Ce que fait l’automne

les mille feuilles rouges à notre porte
l’aulne au bout du jardin

Te donner une fleur que j’avais précieusement gardé
en te montrant ce qui était mort
de ma main, de l’autre côté : l’aulne à venir
chaque année
Le bel été
à tes cotés.

Plus que les fleurs, les papillons, et abeilles désormais non sauvages qui alimentent cet espace invariable comme le dernier retour que l’on a vers chez soi, il y a un spectacle dont je ne me lasse jamais quand je me promène dans les parcs ; c’est cet art, discret, avec lequel certaines personnes s’assoient, suspendent leurs journées dans le chaos des villes. Quand je regarde ces personnes, bien qu’elles me soient en tout point : parfaitement étrangères, il me semble reconnaitre un trait humain, comme je reconnais un trait de guépard d’un trait de chat. Je pourrais bien faire trois fois le tour du monde que je retrouverais encore ces mêmes façons de souffler, d’occuper l’espace près de l’herbe, comme je retrouve les même jeux d’enfants après deux mille ans d’histoire. Car s’il y a bien tous les bruits d’un monde sur le point de s’achever dans un parc, il y a aussi le silence attentif d’un cœur dans lequel l’âme descend se coucher.

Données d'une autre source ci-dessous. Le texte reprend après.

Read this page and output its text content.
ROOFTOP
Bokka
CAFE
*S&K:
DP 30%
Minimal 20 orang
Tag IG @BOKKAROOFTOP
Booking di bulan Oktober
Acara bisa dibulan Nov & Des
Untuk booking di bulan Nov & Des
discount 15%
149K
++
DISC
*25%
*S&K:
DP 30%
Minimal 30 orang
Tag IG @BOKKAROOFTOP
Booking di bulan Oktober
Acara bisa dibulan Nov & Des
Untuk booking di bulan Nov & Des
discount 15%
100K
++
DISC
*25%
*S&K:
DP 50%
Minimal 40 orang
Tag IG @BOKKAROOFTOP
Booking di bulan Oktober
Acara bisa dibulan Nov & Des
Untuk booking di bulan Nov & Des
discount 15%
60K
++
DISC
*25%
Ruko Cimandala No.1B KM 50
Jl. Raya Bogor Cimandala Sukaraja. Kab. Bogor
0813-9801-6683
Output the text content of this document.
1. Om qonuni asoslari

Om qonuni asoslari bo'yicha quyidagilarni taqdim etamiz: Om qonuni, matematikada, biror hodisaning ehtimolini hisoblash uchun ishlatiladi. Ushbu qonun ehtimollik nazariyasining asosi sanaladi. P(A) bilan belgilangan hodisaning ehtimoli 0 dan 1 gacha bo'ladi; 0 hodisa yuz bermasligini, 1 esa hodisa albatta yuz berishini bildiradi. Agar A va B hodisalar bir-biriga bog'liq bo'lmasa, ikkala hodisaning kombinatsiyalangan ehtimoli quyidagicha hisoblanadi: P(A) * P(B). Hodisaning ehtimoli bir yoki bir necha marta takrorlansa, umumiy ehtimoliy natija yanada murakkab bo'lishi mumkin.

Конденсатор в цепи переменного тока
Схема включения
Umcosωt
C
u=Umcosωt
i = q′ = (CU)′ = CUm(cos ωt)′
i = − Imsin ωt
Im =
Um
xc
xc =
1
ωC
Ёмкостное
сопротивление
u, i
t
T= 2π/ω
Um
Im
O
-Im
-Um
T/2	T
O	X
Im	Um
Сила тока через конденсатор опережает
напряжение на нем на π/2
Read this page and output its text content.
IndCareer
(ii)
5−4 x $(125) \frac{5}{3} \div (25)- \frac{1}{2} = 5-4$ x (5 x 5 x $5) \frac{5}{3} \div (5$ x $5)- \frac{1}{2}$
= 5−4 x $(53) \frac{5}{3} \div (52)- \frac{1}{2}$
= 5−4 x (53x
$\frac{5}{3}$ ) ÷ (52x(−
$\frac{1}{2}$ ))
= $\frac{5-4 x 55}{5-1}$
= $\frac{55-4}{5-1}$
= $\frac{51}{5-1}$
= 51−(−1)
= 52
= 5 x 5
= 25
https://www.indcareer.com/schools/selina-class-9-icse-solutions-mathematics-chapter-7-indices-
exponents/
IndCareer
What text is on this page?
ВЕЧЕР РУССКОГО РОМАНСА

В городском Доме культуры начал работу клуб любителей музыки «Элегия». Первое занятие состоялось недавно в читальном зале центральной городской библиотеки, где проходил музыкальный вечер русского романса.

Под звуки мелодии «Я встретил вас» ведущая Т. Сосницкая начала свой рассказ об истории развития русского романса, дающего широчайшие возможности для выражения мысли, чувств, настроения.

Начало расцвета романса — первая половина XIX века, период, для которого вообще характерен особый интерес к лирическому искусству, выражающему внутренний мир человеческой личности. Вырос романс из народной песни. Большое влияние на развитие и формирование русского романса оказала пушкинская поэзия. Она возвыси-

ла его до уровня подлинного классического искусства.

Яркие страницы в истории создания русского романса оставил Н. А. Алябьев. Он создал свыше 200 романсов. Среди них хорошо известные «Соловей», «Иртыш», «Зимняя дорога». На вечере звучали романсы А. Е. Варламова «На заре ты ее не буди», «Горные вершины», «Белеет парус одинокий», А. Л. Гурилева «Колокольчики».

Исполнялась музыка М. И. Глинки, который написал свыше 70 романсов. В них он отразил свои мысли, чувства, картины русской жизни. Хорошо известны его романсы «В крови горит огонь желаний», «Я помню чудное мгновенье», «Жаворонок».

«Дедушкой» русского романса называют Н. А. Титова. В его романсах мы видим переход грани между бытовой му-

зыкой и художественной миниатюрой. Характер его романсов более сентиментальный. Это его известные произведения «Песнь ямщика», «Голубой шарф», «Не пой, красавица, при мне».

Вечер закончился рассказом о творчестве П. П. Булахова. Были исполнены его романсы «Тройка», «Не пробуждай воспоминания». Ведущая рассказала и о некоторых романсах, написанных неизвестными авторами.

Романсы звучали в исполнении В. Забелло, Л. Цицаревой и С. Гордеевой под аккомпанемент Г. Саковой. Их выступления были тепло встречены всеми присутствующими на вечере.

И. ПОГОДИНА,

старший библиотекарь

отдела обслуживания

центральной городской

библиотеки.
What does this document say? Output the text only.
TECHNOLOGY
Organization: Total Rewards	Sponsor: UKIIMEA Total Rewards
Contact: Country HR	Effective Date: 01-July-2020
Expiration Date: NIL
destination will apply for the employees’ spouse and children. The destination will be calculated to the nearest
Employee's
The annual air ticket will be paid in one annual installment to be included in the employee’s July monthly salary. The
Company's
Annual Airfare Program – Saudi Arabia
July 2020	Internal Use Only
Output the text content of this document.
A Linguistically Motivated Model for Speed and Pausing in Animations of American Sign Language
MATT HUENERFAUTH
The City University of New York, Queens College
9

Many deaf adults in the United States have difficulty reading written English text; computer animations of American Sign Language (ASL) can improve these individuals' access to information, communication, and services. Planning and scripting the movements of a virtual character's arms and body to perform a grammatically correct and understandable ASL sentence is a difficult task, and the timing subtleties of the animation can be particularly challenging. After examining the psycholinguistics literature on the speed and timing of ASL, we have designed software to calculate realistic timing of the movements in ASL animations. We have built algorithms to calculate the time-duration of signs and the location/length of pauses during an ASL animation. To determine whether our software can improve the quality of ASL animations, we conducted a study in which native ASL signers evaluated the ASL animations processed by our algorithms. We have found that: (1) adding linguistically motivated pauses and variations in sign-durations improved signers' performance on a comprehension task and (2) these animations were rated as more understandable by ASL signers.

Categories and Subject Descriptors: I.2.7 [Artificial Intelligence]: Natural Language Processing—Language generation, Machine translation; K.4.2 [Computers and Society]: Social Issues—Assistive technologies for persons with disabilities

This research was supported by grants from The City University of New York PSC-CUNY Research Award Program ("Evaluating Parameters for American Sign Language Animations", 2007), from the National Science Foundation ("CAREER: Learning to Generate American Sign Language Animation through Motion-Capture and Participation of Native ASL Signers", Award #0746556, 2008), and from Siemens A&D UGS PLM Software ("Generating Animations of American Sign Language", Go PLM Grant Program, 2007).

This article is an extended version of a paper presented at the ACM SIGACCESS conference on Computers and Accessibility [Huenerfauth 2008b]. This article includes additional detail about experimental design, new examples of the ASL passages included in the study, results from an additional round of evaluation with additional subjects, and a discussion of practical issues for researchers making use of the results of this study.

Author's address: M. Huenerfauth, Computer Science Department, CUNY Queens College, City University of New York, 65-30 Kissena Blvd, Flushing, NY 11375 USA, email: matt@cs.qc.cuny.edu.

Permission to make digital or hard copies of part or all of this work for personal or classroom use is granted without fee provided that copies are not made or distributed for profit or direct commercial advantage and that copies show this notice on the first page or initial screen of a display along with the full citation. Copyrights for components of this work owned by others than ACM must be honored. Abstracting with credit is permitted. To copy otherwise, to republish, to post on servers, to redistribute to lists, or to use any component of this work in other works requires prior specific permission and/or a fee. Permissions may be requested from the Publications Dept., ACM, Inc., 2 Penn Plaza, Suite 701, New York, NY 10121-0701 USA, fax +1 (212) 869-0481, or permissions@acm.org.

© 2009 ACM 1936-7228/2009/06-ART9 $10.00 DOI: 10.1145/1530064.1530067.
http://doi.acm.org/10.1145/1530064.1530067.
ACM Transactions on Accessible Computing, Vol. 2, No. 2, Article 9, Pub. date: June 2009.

Aucune voix ne peut être un chemin, aucune image, aucune littérature ne peut être une terre où exister. Pourtant, peut-être n’aimons-nous les histoires que pour ces lieux qu’elles nous rapportent du lointain. Pour ces lieux qui affirment que l’imaginaire peut être une mémoire de pierres, une mémoire du vent où les navires ne reviennent jamais que pour nous hanter. Il existe un ailleurs, tout aussi manifeste qu’un éclair, comme il existe une forêt que nulle n’a encore pénétrée. Peut-être est-ce là d’ailleurs la seule chose qui nous intéresse, nous rapprocher d’un rêve qui discrètement nous traverse avant de s’éteindre là où commence le bruit de la rivière et le chant des oiseaux. Parfois cela peut être une cabane oubliée au bord d’un plateau, une campagne d’hiver où des traces de pas dans les champs de vignes nous rappellent le corps lourd de nos anciens professeurs qui buvaient le vin à table, ce qui demeure un parfait moment de paix, de couleurs légères, qui nous rendent le monde comme on aime se le remémorer mais quelque fois c’était une simple allée, à l’ombre de grands pins, que l’on avait jamais vu pour de vrai, une cascade dans un pays oublié, où ne vivent peut-être que des plantes et une faune ignorée, deux sœurs, retirées dans une vieille maison isolée, car quelque fois c’était cette image vraie, une lettre oubliée sur la table de chevet, que nous donnait notre envie de vivre, de partir, pour rencontrer cette félicité que l’on avait imaginée, et que le corps pouvait alors faire durer, quelque fois, aussi longtemps que peut durer le sentiment de réalité.